Her current team, which she helped found, is looking for a home rink — preferably a warehouse or similar large open space — in the Frederick area. In the meantime, the team is playing a limited schedule of away matches.

“We’re kind of in that middle ground where we need to grow to afford the space, but we can’t afford the space until we grow,” Doyle said.

Doyle’s attraction to a high-risk activity such as roller derby would seem natural considering her part-time job as a skydiving instructor.

She said she first tried the sport with her brother about 15 years ago. Both had seen opportunities to skydive fall through and decided on a whim to try it together.

“My mother, poor thing, came to watch her only two children jump out of the same airplane, so she was probably the bravest one that day,” she said. “I was so excited. I got done with that jump and I could barely speak. I came back two weeks later, and I was there pretty much every weekend after that.”
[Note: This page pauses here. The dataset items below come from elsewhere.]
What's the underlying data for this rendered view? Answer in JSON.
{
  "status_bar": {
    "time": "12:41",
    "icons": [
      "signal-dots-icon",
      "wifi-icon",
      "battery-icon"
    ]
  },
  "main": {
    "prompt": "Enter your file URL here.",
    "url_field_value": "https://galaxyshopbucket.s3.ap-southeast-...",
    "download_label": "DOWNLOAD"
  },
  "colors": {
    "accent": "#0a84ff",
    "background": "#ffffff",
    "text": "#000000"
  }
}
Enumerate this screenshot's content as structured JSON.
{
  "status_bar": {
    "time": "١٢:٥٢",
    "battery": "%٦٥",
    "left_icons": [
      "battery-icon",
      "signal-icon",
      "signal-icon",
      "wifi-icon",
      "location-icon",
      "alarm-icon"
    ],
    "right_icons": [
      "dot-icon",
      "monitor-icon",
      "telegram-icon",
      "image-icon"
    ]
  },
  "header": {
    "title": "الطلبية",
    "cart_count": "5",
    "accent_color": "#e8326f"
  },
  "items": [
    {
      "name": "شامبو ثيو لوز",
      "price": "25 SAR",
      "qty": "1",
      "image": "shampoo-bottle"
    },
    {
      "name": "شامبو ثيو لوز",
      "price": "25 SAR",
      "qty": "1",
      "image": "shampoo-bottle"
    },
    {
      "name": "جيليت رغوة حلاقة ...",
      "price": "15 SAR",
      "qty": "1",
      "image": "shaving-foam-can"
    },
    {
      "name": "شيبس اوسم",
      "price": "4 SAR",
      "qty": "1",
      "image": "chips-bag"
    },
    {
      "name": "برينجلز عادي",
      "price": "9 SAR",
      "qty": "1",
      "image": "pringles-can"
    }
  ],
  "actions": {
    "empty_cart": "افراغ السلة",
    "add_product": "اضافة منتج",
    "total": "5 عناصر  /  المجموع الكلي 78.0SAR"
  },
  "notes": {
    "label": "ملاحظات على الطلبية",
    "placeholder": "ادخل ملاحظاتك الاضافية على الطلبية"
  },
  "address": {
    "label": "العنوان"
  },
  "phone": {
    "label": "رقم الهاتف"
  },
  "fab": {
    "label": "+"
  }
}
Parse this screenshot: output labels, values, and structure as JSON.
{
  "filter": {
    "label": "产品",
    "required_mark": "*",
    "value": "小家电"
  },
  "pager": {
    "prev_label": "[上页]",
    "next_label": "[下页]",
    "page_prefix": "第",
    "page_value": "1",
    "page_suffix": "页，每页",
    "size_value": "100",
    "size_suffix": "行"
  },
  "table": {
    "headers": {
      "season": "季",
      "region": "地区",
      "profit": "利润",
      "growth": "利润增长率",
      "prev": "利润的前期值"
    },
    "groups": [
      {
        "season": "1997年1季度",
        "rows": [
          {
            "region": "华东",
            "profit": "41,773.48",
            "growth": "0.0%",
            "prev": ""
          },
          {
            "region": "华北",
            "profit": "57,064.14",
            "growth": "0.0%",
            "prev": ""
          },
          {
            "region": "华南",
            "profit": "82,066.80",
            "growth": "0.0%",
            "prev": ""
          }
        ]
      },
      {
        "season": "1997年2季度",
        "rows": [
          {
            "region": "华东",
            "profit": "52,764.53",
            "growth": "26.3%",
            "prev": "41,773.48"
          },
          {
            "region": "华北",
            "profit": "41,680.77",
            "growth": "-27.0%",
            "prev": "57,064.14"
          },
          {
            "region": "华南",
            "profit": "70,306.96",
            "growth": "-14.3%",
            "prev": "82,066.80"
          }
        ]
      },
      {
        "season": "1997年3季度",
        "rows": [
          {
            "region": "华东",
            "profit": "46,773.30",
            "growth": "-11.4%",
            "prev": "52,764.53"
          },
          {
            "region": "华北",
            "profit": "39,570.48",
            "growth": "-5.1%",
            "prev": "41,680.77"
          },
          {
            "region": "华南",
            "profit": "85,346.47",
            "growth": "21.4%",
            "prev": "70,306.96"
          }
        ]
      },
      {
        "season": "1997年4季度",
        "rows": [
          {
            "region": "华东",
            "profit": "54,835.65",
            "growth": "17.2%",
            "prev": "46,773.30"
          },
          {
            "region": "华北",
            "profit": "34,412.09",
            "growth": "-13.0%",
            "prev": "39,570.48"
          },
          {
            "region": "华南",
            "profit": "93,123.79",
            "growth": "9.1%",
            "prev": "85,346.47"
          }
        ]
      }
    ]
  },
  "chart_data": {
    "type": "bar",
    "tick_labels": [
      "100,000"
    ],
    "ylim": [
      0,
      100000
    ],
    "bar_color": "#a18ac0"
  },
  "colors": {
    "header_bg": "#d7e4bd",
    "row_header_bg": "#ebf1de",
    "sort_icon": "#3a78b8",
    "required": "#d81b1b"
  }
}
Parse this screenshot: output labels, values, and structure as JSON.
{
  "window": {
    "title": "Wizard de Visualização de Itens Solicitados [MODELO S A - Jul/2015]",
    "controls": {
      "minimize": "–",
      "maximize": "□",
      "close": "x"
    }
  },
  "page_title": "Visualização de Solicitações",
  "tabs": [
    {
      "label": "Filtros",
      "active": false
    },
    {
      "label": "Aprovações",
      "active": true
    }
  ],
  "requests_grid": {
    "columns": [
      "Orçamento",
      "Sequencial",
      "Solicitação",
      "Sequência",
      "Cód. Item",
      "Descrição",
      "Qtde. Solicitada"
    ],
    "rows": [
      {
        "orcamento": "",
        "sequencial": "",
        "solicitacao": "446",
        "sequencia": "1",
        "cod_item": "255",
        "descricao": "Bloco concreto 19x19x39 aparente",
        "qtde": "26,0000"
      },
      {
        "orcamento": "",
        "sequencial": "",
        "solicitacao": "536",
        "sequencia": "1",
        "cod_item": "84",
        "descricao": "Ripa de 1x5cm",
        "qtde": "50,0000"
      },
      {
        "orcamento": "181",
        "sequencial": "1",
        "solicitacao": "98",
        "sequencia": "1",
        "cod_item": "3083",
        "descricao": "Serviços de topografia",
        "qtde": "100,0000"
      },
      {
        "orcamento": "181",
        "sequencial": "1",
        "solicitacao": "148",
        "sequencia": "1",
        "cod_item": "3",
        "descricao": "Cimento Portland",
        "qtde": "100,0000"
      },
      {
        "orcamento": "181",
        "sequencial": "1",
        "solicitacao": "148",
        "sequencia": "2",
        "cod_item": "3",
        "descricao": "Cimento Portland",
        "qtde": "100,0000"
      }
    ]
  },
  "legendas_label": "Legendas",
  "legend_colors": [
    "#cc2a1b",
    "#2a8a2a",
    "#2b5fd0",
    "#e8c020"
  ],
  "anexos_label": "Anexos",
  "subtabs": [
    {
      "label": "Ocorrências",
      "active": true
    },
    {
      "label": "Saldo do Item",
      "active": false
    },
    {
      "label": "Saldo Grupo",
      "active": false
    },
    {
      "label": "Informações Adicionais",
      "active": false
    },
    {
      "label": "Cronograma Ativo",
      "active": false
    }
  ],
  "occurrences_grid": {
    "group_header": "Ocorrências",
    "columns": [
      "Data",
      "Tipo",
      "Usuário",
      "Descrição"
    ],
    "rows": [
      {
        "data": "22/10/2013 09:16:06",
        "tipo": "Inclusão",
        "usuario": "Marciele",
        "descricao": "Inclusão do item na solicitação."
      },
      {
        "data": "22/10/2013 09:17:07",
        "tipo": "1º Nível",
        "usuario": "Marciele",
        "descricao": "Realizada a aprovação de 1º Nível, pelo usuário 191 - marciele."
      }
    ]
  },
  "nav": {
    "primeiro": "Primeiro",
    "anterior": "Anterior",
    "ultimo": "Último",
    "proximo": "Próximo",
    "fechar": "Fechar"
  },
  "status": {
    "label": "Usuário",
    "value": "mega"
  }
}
The next season, Doyle was certified as an instructor in static line jumping, during which the parachute is automatically deployed when the jumper exits the plane. She then moved on to teach accelerated free-fall diving.

After about 1,600 jumps, Doyle said the adrenaline rush she felt as a beginner is no longer as powerful. But she said teaching others the sport is a rewarding experience on its own and has led to lifelong friendships.

“I genuinely love the sport, and I genuinely love to teach it,” she said. “There’s a huge thrill with watching students progress and learn the sport. I get really excited for them and with them. And then when I go out and skydive on my own, without a student, it’s just plain fun. But it’s not the same as when you first start, where your heart is in your throat and you’re just wondering if everything is going to be OK.”

Fellow instructor Lisa Eckman said Doyle’s gentle personality has a calming effect on her students.

“She can just ease their fears in free fall,” Eckman said.

As if roller derby and skydiving don’t fill up enough of her time, Doyle has recently taken on a new project. Since April, she has been training for a triathlon, a combination of swimming, cycling and running.

She plans to participate in the Nation’s Triathlon on Sept. 9 in Washington, despite having not dabbled much in swimming or cycling and having run only two 5K races, both in the past year.

“She’s a pretty amazing person,” said Eckman, who is training with Doyle. “I think part of the whole thing with her is that life is pretty short, and she’s the kind of person who wants to pack everything she can into the short time she has here. She never quits.”